One key disadvantage that Netflix has against some of its competitors is its current lack of additional offerings with its subscription plans. Taking key competitor Amazon with its prime video for example, with a prime membership you can access video streaming content, music streaming, prime reading, one-day delivery and discounts on Amazons E-commerce site, unlimited photo storage and many other benefits. Competition within the market is choking Netflix’s ability to grow and externally constraining it, with competitors offering many additional benefits to owning a subscription with them. Therefore, if Netflix manages to successfully develop its gaming service and/or continues to offer additional subscription benefits moving froward, it will allow Netflix to remain competitive and continue to grow.

Netflix Business Model Canvas
To better capture future revenue streams, particularly given the context of current geopolitical and global economic conditions, Netflix will have to get creative. One key strategy would be to increase its focus on less heavily saturated markets such as Asia-Pacific markets. Netflix’s existing AI and ML infrastructure paired with its substantial capital will facilitate significant and nuanced research into successful entry strategies. When formulating an overarching strategy and selecting where to penetrate, market saturation, disposable income, economic conditions, user preferences, cultural differences, and available infrastructure should be careful considerations.

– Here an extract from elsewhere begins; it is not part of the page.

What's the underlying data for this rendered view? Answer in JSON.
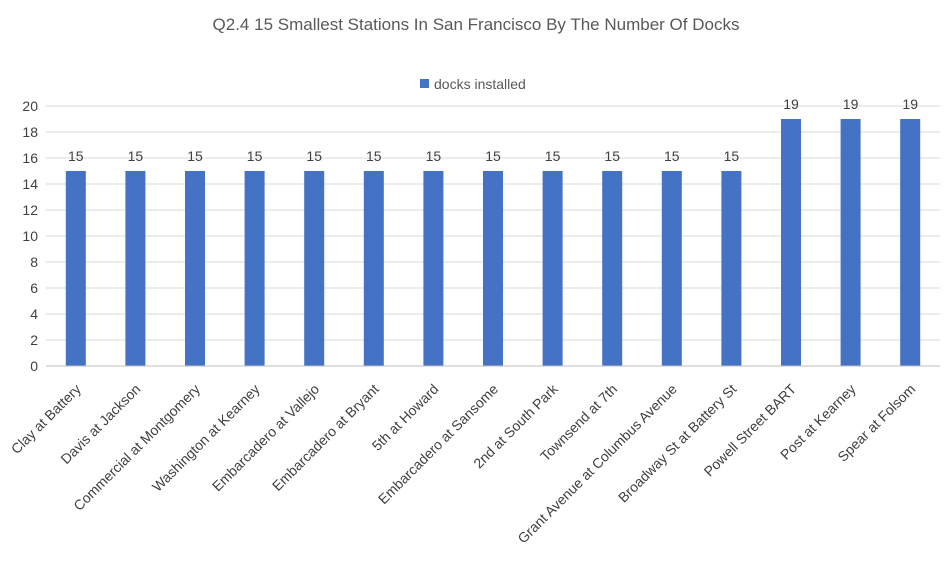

The best option for Netflix would be to trial various services and bundles in less penetrated markets and utilise its robust internal research and review infrastructure to assess the success of said trial(s) against key metrics, thus narrowing down viable candidates and improving the probability of successful market penetration. By methodically reviewing and analysing markets in this way, in tandem with expanding their offerings and bundles, Netflix will have more flexibility in what it can offer and where, creating additional value through enhancing personalisation and personability, adding to its profitability.